The Mueller Laboratory

Research

MECHANOTRANSDUCTION AND AUDITOR PERCEPTION

Hair cells in the inner ear are mechanosensors for the perception of sound and head movements. Sound signals directly activate mechanically gated ion channels in hair cells, leading to hair cell depolarization and the release of neurotransmitters onto afferent neurons. Of all our senses, the mechanical senses are the least well understood. My laboratory uses genetic strategies to identify components of the mechanotransduction machinery of hair cells. Using ENU mutagenesis, we have generated mouse lines that are afflicted with deafness. We have cloned the affected genes and studied their function for auditory perception by a combination of histological, biochemical and electrophysiological methods. Using this strategy, we have identified several components of the mechanotransduction machinery of hair cells. Some of the identified genes have other functions in the auditory system such as in the development of hair cells and in neurotransmission. All of the identified genes are also linked to auditory impairment in humans.

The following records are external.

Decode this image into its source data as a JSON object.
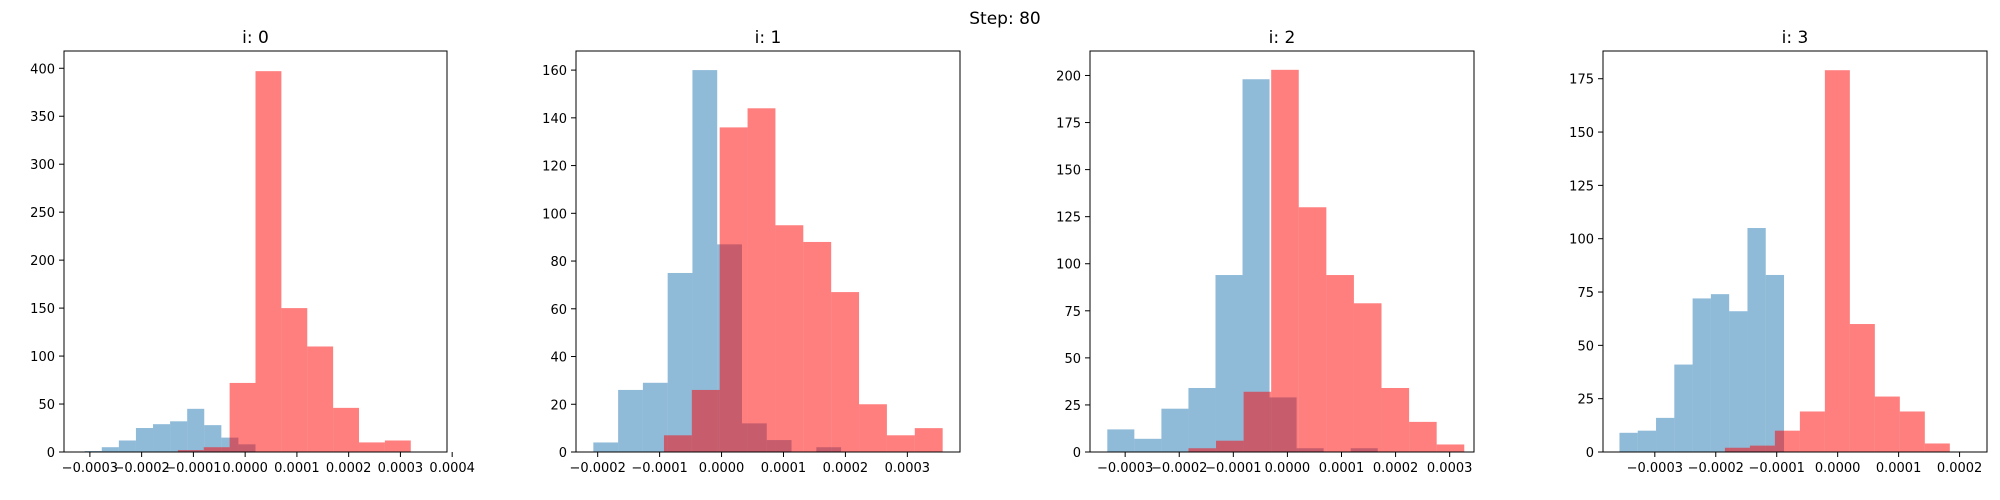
{
  "suptitle": "Step: 80",
  "colors": {
    "blue": "#1f77b4",
    "red": "#ff0000",
    "blue_alpha": 0.5,
    "red_alpha": 0.5
  },
  "chart_data": [
    {
      "type": "histogram",
      "title": "i: 0",
      "xlim": [
        -0.00035,
        0.00039
      ],
      "ylim": [
        0,
        418
      ],
      "xticks": [
        -0.0003,
        -0.0002,
        -0.0001,
        0.0,
        0.0001,
        0.0002,
        0.0003,
        0.0004
      ],
      "xtick_labels": [
        "−0.0003",
        "−0.0002",
        "−0.0001",
        "0.0000",
        "0.0001",
        "0.0002",
        "0.0003",
        "0.0004"
      ],
      "yticks": [
        0,
        50,
        100,
        150,
        200,
        250,
        300,
        350,
        400
      ],
      "ytick_labels": [
        "0",
        "50",
        "100",
        "150",
        "200",
        "250",
        "300",
        "350",
        "400"
      ],
      "series": [
        {
          "name": "blue",
          "color": "blue",
          "bin_edges": [
            -0.00031,
            -0.000277,
            -0.000244,
            -0.000211,
            -0.000178,
            -0.000145,
            -0.000112,
            -7.9e-05,
            -4.6e-05,
            -1.3e-05,
            2e-05
          ],
          "counts": [
            1,
            5,
            12,
            25,
            29,
            32,
            45,
            28,
            15,
            8
          ]
        },
        {
          "name": "red",
          "color": "red",
          "bin_edges": [
            -0.00013,
            -8e-05,
            -3e-05,
            2e-05,
            7e-05,
            0.00012,
            0.00017,
            0.00022,
            0.00027,
            0.00032,
            0.00037
          ],
          "counts": [
            2,
            5,
            72,
            397,
            150,
            110,
            46,
            10,
            12,
            0
          ]
        }
      ]
    },
    {
      "type": "histogram",
      "title": "i: 1",
      "xlim": [
        -0.000235,
        0.000385
      ],
      "ylim": [
        0,
        168
      ],
      "xticks": [
        -0.0002,
        -0.0001,
        0.0,
        0.0001,
        0.0002,
        0.0003
      ],
      "xtick_labels": [
        "−0.0002",
        "−0.0001",
        "0.0000",
        "0.0001",
        "0.0002",
        "0.0003"
      ],
      "yticks": [
        0,
        20,
        40,
        60,
        80,
        100,
        120,
        140,
        160
      ],
      "ytick_labels": [
        "0",
        "20",
        "40",
        "60",
        "80",
        "100",
        "120",
        "140",
        "160"
      ],
      "series": [
        {
          "name": "blue",
          "color": "blue",
          "bin_edges": [
            -0.000207,
            -0.000167,
            -0.000127,
            -8.7e-05,
            -4.7e-05,
            -7e-06,
            3.3e-05,
            7.3e-05,
            0.000113,
            0.000153,
            0.000193
          ],
          "counts": [
            4,
            26,
            29,
            75,
            160,
            87,
            12,
            5,
            0,
            2
          ]
        },
        {
          "name": "red",
          "color": "red",
          "bin_edges": [
            -9.3e-05,
            -4.8e-05,
            -3e-06,
            4.2e-05,
            8.7e-05,
            0.000132,
            0.000177,
            0.000222,
            0.000267,
            0.000312,
            0.000357
          ],
          "counts": [
            7,
            26,
            136,
            144,
            95,
            88,
            67,
            20,
            7,
            10
          ]
        }
      ]
    },
    {
      "type": "histogram",
      "title": "i: 2",
      "xlim": [
        -0.000365,
        0.000345
      ],
      "ylim": [
        0,
        213
      ],
      "xticks": [
        -0.0003,
        -0.0002,
        -0.0001,
        0.0,
        0.0001,
        0.0002,
        0.0003
      ],
      "xtick_labels": [
        "−0.0003",
        "−0.0002",
        "−0.0001",
        "0.0000",
        "0.0001",
        "0.0002",
        "0.0003"
      ],
      "yticks": [
        0,
        25,
        50,
        75,
        100,
        125,
        150,
        175,
        200
      ],
      "ytick_labels": [
        "0",
        "25",
        "50",
        "75",
        "100",
        "125",
        "150",
        "175",
        "200"
      ],
      "series": [
        {
          "name": "blue",
          "color": "blue",
          "bin_edges": [
            -0.000333,
            -0.000283,
            -0.000233,
            -0.000183,
            -0.000133,
            -8.3e-05,
            -3.3e-05,
            1.7e-05,
            6.7e-05,
            0.000117,
            0.000167
          ],
          "counts": [
            12,
            7,
            23,
            34,
            94,
            198,
            29,
            2,
            0,
            2
          ]
        },
        {
          "name": "red",
          "color": "red",
          "bin_edges": [
            -0.000183,
            -0.000132,
            -8.1e-05,
            -3e-05,
            2.1e-05,
            7.2e-05,
            0.000123,
            0.000174,
            0.000225,
            0.000276,
            0.000327
          ],
          "counts": [
            2,
            6,
            32,
            203,
            130,
            94,
            79,
            34,
            16,
            4
          ]
        }
      ]
    },
    {
      "type": "histogram",
      "title": "i: 3",
      "xlim": [
        -0.000385,
        0.000245
      ],
      "ylim": [
        0,
        188
      ],
      "xticks": [
        -0.0003,
        -0.0002,
        -0.0001,
        0.0,
        0.0001,
        0.0002
      ],
      "xtick_labels": [
        "−0.0003",
        "−0.0002",
        "−0.0001",
        "0.0000",
        "0.0001",
        "0.0002"
      ],
      "yticks": [
        0,
        25,
        50,
        75,
        100,
        125,
        150,
        175
      ],
      "ytick_labels": [
        "0",
        "25",
        "50",
        "75",
        "100",
        "125",
        "150",
        "175"
      ],
      "series": [
        {
          "name": "blue",
          "color": "blue",
          "bin_edges": [
            -0.000358,
            -0.000328,
            -0.000298,
            -0.000268,
            -0.000238,
            -0.000208,
            -0.000178,
            -0.000148,
            -0.000118,
            -8.8e-05,
            -5.8e-05
          ],
          "counts": [
            9,
            10,
            16,
            41,
            72,
            74,
            66,
            105,
            83,
            0
          ]
        },
        {
          "name": "red",
          "color": "red",
          "bin_edges": [
            -0.000185,
            -0.000144,
            -0.000103,
            -6.2e-05,
            -2.1e-05,
            2e-05,
            6.1e-05,
            0.000102,
            0.000143,
            0.000184,
            0.000225
          ],
          "counts": [
            2,
            3,
            10,
            19,
            179,
            60,
            26,
            19,
            4,
            0
          ]
        }
      ]
    }
  ]
}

Current efforts are aimed at the identification of additional components of the mechanotransduction machinery of hair cells and at the mechanisms by which these proteins are regulated by mechanical force. We are also interested in the identification of genes and mechanisms important for the processing of sound signals in the CNS

NEURAL STEM CELLS AND NEOCORTICAL DEVELOPMENT

A second project analyzes the mechanisms that regulate the differentiation of neural stem cells during neocortical development, and how neurons that are derived from stem cells are integrated into neocortical circuits. We have identified subclasses of neuronal progenitor cells that generate distinct subclasses of excitatory projection neurons in the neocortex. We have also defined some of the mechanisms by which these neurons migrate into the developing neocortex. Current projects define the genetic and epigenetic mechanisms that instruct the fate of neuronal progenitors and that lead to the generation of distinct subtypes of neocortical projection neurons. We are also analyzing the molecular mechanisms that lead to the integration of these neurons into neocortical circuits. Our studies are directly relevant to understanding disease mechanisms since defects in the development of the neocortex are associated with neurological and psychiatric disorders such as schizophrenia, autism spectrum disorder and depression.